Betsy's babies are due any day and I truly feel sorry for them, their names will almost certainly be Billy and Nanny. Whether or not they are a boy and girl. There ought to be a law.

Speaking of crimes against goats, I was shocked to see this video.


I thought it was bad enough here when they tried to make me carry a pack on the trail.

Sunday, May 18, 2008

The Wind From the West

Well yesterday it was hot, way too hot. We could tell it was too hot because all of the fat ponies crowded into their shed for shade. They drank two bathtubs full of water between them. Also we could tell it was too hot because Aggie and Xtra Joy were panting with their tongues hanging out. When it gets too hot too fast sometimes their brains shrink and they forget how to drink water.

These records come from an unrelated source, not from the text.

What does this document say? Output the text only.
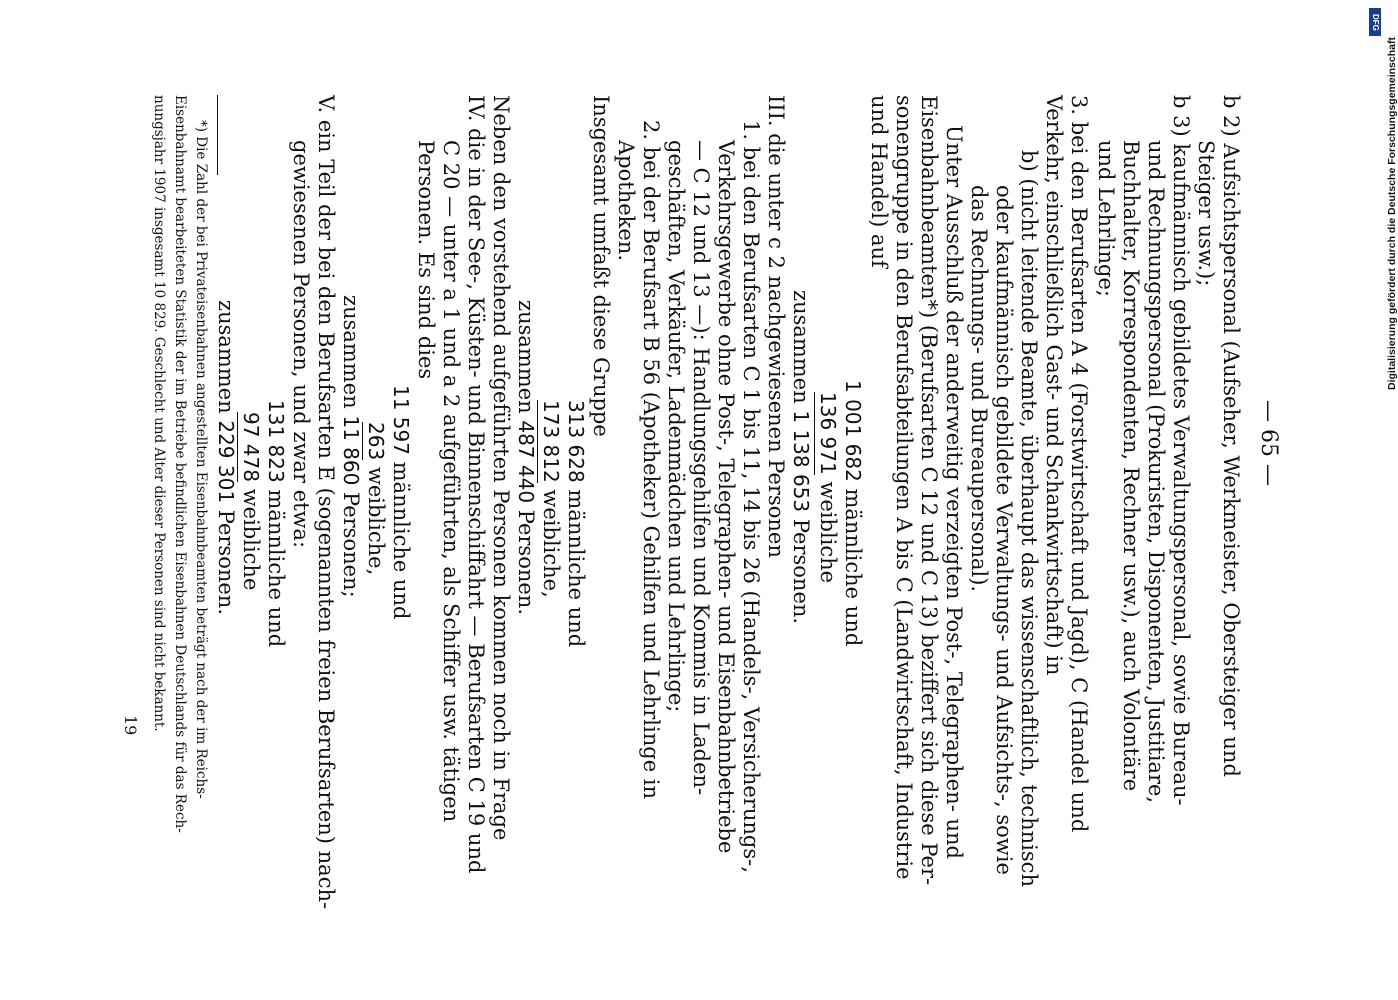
— 65 —
b 2) Aufsichtspersonal (Aufseher, Werkmeister, Obersteiger und
Steiger usw.);
b 3) kaufmännisch gebildetes Verwaltungspersonal, sowie Bureau-
und Rechnungspersonal (Prokuristen, Disponenten, Justitiare,
Buchhalter, Korrespondenten, Rechner usw.), auch Volontäre
und Lehrlinge;
3. bei den Berufsarten A 4 (Forstwirtschaft und Jagd), C (Handel und
Verkehr, einschließlich Gast- und Schankwirtschaft) in
b) (nicht leitende Beamte, überhaupt das wissenschaftlich, technisch
oder kaufmännisch gebildete Verwaltungs- und Aufsichts-, sowie
das Rechnungs- und Bureaupersonal).
Unter Ausschluß der anderweitig verzeigten Post-, Telegraphen- und
Eisenbahnbeamten*) (Berufsarten C 12 und C 13) beziffert sich diese Per-
sonengruppe in den Berufsabteilungen A bis C (Landwirtschaft, Industrie
und Handel) auf
1 001 682 männliche und
136 971 weibliche
zusammen 1 138 653 Personen.
III. die unter c 2 nachgewiesenen Personen
1. bei den Berufsarten C 1 bis 11, 14 bis 26 (Handels-, Versicherungs-,
Verkehrsgewerbe ohne Post-, Telegraphen- und Eisenbahnbetriebe
— C 12 und 13 —): Handlungsgehilfen und Kommis in Laden-
geschäften, Verkäufer, Ladenmädchen und Lehrlinge;
2. bei der Berufsart B 56 (Apotheker) Gehilfen und Lehrlinge in
Apotheken.
Insgesamt umfaßt diese Gruppe
313 628 männliche und
173 812 weibliche,
zusammen 487 440 Personen.
Neben den vorstehend aufgeführten Personen kommen noch in Frage
IV. die in der See-, Küsten- und Binnenschiffahrt — Berufsarten C 19 und
C 20 — unter a 1 und a 2 aufgeführten, als Schiffer usw. tätigen
Personen. Es sind dies
11 597 männliche und
263 weibliche,
zusammen 11 860 Personen;
V. ein Teil der bei den Berufsarten E (sogenannten freien Berufsarten) nach-
gewiesenen Personen, und zwar etwa:
131 823 männliche und
97 478 weibliche
zusammen 229 301 Personen.
*) Die Zahl der bei Privateisenbahnen angestellten Eisenbahnbeamten beträgt nach der im Reichs-
Eisenbahnamt bearbeiteten Statistik der im Betriebe befindlichen Eisenbahnen Deutschlands für das Rech-
nungsjahr 1907 insgesamt 10 829. Geschlecht und Alter dieser Personen sind nicht bekannt.
19
DFG
Digitalisierung gefördert durch die Deutsche Forschungsgemeinschaft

It's sad.

The farmer came down and yelled at them: "Drink some water!"

This didn't make them any smarter so they got sprayed with the hose, which seemed to awaken one or two brain cells.

Anyway it was hot, way too hot, and that was because the wind had turned around and came from the East. The farmer hates the wind from the East. It brings the hot air from Eastern Washington, and sometimes it brings wicked storms and sometimes when the wind is from the East it will all of a sudden stop blowing and then there is an eerie dead calm in the air like the end of the world and the farmer hates that. When we had our big earthquake a few years ago there was a little wind from the East and then it stopped and it almost seemed like Time had stopped with it.

And sometimes the East Wind vacuums up the awful California weather, and that is what happened this time. Anyway, it's an ill wind, and the only good it brings is that it makes the grass grow.

So all day the farmer was grumpy and looking at the things that needed to be done on such a sunny day but really how could they be done when it was so hot.

And then around 7 the wind turned around and began to blow from the West. The blessed blessed delicious wind from the West, our wind, and the marine layer came back and settled over our little valley, and Xtra Joy and Aggie were able to shut their pie-holes, and the horses came back out doubletime to catch up on the grass they had accidentally allowed to grow, and Time started up again.

Thank you, West Wind!

Wednesday, May 14, 2008

Rocky


My adorable grandson Rocky enjoys some fresh air.

Kids Cannot Live By Milk Alone

On Monday Xie Xie had her babies, a buckling and a doeling. Xie Xie is Big Orange's twin. They are Betsy's daughters. No one had ever seen any babies born in this family because they always came out so fast: Betsy had Big Orange and Xie Xie between two commercial breaks on American Idol.

And even though Big Orange was on a strict maternity watch, she had her babies when the farmer went to answer the phone. So Xie Xie was whisked into the kidding stall at the first cross-eyed look she gave the farmer, and the farmer sat down with a book.

Sure enough, before the farmer could finish reading even one chapter, out popped two kids. Both are kind of odd-looking, with curly hair, and little roan patches mixed with their Lamancha classic black-and-tan coloring. They are very good babies and they sleep all through the night, but yesterday the little girl got upset and cried off and on for hours even though she was full.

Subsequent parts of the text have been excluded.